TBH, this is not my favorite topic to discuss because it inevitably touches questions of faith, and, like others have said, i think it's rude to try and proselytize one way or the other.
However, if you're interested in these questions, maybe you've already read it, I'd recommend the book The Historical Jesus by John Dominic Crossan, an ex-Christian Jesus scholar. It is an authoritative study of the culture of the period and actually a pretty good read. His thesis is that Jesus was a Jewish Cynic, kinduva Hebrew Diogenes.

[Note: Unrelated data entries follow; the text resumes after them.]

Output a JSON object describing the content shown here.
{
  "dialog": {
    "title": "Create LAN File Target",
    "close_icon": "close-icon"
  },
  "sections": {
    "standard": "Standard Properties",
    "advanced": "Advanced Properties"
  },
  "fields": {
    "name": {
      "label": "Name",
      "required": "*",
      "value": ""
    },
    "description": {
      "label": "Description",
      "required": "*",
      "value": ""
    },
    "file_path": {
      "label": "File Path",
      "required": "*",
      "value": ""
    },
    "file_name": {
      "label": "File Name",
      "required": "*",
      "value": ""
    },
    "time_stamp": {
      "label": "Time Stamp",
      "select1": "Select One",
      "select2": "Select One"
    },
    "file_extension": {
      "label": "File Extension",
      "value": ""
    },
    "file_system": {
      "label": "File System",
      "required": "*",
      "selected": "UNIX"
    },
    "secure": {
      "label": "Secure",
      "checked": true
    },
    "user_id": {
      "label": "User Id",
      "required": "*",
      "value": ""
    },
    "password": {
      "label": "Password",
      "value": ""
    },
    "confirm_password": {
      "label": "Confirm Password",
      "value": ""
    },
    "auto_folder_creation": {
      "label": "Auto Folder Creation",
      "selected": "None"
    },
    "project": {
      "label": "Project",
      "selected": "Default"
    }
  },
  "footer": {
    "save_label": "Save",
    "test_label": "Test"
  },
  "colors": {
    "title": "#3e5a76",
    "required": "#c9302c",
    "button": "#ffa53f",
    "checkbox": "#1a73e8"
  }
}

One of my all time favorite books, written by the German pastor Martin Hengel, is Crucifixion in the Ancient World and the Folly of the Message of the Cross. It's a scholarly treatise on the role of crucifixion in the ancient world. Short but chilling. His conclusion is that the Romans used crucifixion primarily as a punishment for disobedient slaves, and that the body would often be left hanging for days as a deterrent message to other slaves, in ancient Rome that was basically the working class. Crucifixion was 'the body used as a banner,' and crucified slaves were the biggest losers of the ancient world. This is the context when the bible talks about the folly of the cross. If you say he is the son of god, how could he end so badly? Paradoxical. Def not bedtime reading.